I personaggi chiave, a parte G.7 e il Narratore suo amico, confidente e collaboratore, sono tre uomini di estrazione, costumi e aspetto diversissimi tra loro. In Le Grand Langoustier , ambientato sull'isola francese di Porquerolles, in Provenza, dove si indaga sulla sparizione di tre donne, il signor Henry è una specie di incrocio fra il ricco eccentrico, l'orco e l'eremita: nella sua dimora a pochi metri dalla gente che si crogiola al sole in spiaggia, lui beve, mangia e tromba dal mattino alla sera. Dimenticando però una vecchia e non gradita conoscenza... In La notte dei sette minuti siamo ad Asnières, poco sopra Parigi, e la morte di Ivan Nikolaevic Morozov, un esule russo ridotto in miseria, ex generale dell'esercito zarista, è un classico “mistero della camera chiusa”. Ma quando sulla scena, grazie a un investigatore privato chiamato in causa dal compare di G.7, si manifesta la bella figlia della vittima, la verità comincia a prender forma. E G.7 a... prender moglie, dato che se ne innamora perdutamente. Infine in L'enigma della «Marie Galante» , ambientato a Fécamp, la cittadina affacciata sulla Manica, tutto ruota intorno alla squallida figura dell'armatore Morineau, tanto avaro quanto disonesto, autore di un piano diabolico e, ironia della sua sorte, costoso. Ben 25mila franchi dovrà infatti sborsare al brillante G.7, il quale inaugura la sua seconda carriera con un successo. Perché l'abbiamo chiamata “seconda carriera”? Perché dopo il caso della Notte dei sette minuti , e il conseguente legame con la fascinosa figlia di Morozov, il Nostro ha lasciato la polizia e il Quai des Orfèvres per mettersi in proprio.

Ma chi è il Narratore che ci racconta le avventure del rosso G.7? Nientemeno che Simenon in persona, il quale parla (senza parlare di sé) e scrive alla maniera di un dottor Watson, la fedele ombra di Sherlock Holmes.

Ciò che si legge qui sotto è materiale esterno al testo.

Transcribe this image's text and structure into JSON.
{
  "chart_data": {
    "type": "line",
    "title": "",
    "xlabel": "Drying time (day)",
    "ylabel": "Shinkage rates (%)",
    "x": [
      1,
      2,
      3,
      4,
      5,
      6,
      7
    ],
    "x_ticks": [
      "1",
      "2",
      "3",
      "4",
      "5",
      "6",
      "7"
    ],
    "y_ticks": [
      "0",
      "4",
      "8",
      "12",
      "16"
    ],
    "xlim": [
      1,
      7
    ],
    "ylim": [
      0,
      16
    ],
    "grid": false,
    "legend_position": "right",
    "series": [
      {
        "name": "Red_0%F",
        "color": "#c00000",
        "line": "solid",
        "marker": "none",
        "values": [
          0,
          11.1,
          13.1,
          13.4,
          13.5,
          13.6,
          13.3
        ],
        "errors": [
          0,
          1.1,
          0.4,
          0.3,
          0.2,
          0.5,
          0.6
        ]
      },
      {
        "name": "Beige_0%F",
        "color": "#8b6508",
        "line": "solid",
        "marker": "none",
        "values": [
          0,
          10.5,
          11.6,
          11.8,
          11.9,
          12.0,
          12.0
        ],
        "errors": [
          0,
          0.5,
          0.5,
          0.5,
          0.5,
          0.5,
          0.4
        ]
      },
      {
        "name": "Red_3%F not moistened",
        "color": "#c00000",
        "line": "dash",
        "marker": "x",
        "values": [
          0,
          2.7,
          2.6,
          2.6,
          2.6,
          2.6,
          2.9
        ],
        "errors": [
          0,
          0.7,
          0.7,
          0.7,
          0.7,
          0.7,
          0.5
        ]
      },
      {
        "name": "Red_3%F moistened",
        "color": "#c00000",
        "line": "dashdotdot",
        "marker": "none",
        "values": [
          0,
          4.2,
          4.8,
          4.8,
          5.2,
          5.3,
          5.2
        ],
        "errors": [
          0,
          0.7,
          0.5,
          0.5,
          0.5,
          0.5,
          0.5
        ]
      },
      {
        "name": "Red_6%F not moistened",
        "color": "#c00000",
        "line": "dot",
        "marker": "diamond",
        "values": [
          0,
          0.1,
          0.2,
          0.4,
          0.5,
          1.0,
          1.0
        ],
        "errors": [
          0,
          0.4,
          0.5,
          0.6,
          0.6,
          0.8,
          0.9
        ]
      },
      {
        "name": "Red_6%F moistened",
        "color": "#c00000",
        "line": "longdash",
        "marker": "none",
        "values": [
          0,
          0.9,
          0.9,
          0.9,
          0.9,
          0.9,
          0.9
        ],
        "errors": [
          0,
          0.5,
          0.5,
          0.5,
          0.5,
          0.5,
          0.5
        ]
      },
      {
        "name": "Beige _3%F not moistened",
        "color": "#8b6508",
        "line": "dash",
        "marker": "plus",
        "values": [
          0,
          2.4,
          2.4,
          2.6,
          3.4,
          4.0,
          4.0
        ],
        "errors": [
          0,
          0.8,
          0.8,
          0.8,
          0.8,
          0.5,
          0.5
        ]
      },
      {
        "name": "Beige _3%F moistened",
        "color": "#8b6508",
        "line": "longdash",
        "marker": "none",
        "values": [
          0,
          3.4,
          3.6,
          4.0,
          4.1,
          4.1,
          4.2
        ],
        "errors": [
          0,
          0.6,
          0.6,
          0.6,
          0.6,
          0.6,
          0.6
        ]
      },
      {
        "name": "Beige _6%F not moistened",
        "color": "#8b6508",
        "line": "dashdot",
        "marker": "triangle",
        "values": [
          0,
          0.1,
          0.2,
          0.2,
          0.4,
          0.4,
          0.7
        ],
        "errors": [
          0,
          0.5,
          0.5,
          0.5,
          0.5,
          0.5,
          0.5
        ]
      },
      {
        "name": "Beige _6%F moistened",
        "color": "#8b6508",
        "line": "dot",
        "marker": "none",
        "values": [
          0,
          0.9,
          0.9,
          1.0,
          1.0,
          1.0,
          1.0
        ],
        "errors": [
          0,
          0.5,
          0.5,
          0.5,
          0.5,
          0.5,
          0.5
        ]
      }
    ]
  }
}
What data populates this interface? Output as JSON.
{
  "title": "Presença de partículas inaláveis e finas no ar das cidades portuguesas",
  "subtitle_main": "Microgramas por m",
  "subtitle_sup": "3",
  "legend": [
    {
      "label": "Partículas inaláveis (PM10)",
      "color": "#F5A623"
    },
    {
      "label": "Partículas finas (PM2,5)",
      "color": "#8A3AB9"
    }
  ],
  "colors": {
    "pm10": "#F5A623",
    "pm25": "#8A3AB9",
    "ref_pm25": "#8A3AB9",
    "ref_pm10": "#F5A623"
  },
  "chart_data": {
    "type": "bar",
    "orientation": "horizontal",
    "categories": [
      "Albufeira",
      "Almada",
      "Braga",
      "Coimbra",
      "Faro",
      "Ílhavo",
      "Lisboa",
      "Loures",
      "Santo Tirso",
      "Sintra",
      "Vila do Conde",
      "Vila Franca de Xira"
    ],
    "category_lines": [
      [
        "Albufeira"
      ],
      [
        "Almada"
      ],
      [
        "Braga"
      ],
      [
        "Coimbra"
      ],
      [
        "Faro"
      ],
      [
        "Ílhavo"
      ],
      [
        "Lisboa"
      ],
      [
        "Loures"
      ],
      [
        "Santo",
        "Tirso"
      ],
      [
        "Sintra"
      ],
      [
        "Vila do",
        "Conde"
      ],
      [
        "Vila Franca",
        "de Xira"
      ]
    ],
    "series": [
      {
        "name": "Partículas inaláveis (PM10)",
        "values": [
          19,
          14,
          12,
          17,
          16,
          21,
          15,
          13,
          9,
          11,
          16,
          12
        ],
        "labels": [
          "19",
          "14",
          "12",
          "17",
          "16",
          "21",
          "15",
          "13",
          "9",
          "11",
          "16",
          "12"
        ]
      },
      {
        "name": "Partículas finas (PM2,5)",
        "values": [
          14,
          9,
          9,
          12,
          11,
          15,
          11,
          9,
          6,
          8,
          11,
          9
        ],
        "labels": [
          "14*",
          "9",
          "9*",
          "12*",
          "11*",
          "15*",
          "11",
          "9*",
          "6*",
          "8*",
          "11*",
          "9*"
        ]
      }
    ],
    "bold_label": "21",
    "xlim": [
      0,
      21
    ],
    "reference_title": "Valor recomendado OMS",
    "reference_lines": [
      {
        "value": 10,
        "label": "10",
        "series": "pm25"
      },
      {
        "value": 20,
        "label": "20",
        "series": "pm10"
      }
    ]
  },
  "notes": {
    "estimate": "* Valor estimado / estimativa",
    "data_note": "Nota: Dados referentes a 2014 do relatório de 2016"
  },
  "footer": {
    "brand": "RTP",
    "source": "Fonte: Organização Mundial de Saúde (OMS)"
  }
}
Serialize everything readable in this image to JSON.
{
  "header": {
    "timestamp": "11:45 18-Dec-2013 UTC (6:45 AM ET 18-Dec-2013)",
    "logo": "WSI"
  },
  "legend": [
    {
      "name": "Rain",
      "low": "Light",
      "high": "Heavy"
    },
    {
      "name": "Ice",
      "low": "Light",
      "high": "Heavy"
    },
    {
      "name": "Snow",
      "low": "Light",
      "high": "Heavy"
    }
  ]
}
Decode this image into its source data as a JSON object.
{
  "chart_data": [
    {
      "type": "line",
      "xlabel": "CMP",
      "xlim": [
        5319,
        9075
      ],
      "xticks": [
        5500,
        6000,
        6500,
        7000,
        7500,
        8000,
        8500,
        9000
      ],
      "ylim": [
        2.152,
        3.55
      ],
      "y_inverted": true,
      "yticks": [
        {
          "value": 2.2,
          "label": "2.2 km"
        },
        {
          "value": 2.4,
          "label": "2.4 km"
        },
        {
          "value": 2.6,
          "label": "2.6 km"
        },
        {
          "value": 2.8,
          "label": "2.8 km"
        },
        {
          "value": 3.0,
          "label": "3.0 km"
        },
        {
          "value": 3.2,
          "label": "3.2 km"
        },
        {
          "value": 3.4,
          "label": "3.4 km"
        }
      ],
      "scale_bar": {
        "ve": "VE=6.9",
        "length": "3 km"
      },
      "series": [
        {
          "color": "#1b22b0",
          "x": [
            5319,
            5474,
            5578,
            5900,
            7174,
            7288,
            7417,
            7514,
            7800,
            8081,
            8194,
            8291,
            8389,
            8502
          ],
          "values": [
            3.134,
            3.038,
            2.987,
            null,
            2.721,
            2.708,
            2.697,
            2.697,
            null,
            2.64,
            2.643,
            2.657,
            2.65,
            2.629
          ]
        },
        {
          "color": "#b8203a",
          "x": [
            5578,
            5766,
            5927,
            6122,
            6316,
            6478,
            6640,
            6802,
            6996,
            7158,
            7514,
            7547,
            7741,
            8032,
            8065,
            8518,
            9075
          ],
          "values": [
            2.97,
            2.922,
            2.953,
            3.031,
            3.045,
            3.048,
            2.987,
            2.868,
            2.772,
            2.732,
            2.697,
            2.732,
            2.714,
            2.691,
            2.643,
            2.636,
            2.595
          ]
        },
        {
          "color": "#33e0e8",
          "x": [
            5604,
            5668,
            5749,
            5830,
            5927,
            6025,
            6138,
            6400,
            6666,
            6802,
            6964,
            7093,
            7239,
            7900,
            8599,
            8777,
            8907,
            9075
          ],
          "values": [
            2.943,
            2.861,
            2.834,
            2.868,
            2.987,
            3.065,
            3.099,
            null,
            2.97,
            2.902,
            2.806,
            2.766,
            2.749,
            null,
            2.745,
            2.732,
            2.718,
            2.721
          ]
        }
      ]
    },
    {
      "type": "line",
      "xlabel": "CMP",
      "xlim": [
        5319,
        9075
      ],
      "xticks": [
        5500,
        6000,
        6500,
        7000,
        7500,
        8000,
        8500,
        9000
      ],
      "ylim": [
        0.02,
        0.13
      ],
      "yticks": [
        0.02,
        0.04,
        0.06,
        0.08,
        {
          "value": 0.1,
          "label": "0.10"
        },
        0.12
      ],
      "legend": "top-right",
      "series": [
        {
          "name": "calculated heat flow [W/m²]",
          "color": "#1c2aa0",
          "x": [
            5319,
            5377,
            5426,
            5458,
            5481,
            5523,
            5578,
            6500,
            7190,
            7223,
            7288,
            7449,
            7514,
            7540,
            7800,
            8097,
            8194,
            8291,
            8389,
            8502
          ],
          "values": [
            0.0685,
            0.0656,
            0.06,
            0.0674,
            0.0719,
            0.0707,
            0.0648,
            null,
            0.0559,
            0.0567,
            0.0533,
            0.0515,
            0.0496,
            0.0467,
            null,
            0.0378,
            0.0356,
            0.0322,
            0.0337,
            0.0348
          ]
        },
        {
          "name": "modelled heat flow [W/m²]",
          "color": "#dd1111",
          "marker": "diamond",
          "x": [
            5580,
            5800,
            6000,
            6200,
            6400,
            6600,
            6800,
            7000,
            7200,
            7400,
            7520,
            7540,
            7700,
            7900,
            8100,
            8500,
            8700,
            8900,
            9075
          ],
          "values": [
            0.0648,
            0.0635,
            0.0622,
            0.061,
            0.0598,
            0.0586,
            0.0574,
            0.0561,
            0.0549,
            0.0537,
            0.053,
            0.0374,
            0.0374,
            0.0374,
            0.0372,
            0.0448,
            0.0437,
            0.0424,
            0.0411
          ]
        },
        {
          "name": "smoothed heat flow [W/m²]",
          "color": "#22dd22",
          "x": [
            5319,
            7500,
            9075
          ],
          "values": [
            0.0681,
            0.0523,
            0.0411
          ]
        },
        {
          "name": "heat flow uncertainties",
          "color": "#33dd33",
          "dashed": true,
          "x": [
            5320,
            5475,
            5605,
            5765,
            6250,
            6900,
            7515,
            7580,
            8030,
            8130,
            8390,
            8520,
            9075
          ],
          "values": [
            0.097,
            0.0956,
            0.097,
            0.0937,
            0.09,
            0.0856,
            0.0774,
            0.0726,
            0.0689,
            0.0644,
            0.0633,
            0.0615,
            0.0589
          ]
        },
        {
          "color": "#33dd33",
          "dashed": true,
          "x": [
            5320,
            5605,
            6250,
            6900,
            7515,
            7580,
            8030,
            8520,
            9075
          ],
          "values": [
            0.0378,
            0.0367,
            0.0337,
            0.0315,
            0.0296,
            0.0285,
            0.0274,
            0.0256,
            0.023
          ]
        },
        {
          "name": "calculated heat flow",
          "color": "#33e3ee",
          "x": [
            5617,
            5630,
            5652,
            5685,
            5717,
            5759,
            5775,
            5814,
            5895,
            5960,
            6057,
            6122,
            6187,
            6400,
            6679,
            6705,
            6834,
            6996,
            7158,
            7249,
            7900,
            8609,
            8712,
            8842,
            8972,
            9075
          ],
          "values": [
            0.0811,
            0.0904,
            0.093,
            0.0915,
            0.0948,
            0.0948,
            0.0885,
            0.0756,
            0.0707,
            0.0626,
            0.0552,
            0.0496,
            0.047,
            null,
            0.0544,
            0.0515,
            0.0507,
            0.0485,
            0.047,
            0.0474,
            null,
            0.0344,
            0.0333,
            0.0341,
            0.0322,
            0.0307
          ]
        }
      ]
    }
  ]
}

L'unico a saperlo davvero è proprio G,7. Quando, al termine di Le Grand Langoustier , il Narratore-Autore ne elogia le deduzioni, l'altro gli ribatte: «Romanziere fino a questo punto?...

Nessuna deduzione, né niente di simile... Ho visto delle persone... Le ho annusate... Mi sono ricordato di un altro caso... E soprattutto mi sono ricordato la storia di quasi tutti i criminali...». Parole sante, andrebbero bene anche in bocca a Maigret.